Angehende Piloten üben meist erst am Flugsimulator, bevor sie in die echten Maschinen umsteigen und Passagiere durch die Luft transportieren. Aber Banker? In den Geldinstituten lernt der Nachwuchs den Umgang mit fremdem Geld meist gleich in der Praxis: "learning by doing". Das kann Nachteile haben: Während Flugzeugführer am Simulator Luftlöcher, kurze Landebahnen und andere gefährliche Situationen durchspielen können, ohne den Boden unter den Füßen zu verlieren, tragen die Bankkaufleute stets das Risiko mit sich, ganze Bankencrashs zu verursachen (Die Baring-Bank läßt grüßen.)

Das könnte sich in Zukunft ändern. Zwei Wirtschaftstheoretiker der Freien Universität haben ein Computerprogramm entwickelt, das genau diesen Nachteil aufhebt: Mit der neuen "Banker's Business Simulation" können nämlich praktisch alle Entscheidungen von Banken in einer virtuellen Volkswirtschaft nachgespielt werden und so auch waghalsige Geldmanöver ausgetestet werden, ohne Geld zu verlieren. Außerdem können mit dem Planspiel zukünftige Banker aus- und fertige Geschäftsleute weitergebildet werden.

Als von der Universität unabhängige Forschungsgruppe "Planspiele, Simulationen & Modelle" haben Professor Ulrich Baßeler und sein Assistent Hans Jürgen Erbeldinger vier Jahre an der Entwicklung des Simulationsmodells gearbeitet. Mit Erfolg. Im März dieses Jahres konnten sie ihr fertiges Produkt auf der Computermesse CeBit in Hannover präsentieren. "Wir haben viele Kontakte knüpfen können", faßt Hans Jürgen Erbeldinger den Erfolg ihres Planspiels zusammen.

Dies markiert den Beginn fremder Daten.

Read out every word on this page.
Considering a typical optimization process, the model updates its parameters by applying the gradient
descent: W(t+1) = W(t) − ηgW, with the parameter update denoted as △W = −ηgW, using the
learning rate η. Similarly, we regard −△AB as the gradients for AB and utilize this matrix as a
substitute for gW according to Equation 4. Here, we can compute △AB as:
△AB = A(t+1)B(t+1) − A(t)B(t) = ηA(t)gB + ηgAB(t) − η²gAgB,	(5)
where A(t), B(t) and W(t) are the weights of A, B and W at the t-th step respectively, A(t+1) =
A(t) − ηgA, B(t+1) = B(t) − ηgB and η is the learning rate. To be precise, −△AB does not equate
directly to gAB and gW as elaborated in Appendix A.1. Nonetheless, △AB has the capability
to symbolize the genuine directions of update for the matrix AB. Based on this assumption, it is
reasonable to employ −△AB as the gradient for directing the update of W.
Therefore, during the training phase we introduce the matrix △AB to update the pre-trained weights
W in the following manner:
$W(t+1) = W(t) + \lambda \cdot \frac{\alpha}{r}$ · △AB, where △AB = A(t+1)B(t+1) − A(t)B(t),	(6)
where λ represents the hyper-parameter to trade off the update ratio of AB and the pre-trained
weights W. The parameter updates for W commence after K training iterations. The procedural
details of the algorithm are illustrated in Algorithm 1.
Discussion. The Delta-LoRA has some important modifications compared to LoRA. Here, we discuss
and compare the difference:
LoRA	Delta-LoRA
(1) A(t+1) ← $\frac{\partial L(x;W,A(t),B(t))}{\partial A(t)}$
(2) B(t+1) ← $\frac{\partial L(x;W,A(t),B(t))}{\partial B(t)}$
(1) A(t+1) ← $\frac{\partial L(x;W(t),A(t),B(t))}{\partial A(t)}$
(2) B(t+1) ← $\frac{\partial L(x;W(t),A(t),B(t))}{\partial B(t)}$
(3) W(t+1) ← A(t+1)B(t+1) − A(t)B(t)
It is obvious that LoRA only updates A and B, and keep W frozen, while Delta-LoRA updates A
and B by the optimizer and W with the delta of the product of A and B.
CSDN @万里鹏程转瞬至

Wenn alles klappt, können die Wirtschaftstheoretiker bald eine der großen Berliner Banken und Unternehmensberatungen zu ihren Kunden zählen.

Das Planspiel eignet sich gleich mehrfach für Theorie und Praxis: Da es an der Universität entwickelt wurde, ist es wissenschaftlich auf dem neuesten Stand. Gleichzeitig ist es dank modernster Programmierung nicht nur bedienerfreundlich, sondern auch jederzeit änder- und erweiterbar. "Außerdem legen wir großen Wert darauf, daß es ein Ausbildungsmodell ist", sagt Erbeldinger. Zusammen mit seinem Professor veranstaltet er drei- bis fünftägige Seminare, in denen die Bankbetriebslehre mit ihrem Simulationsprogramm gepaukt wird - spielend, versteht sich.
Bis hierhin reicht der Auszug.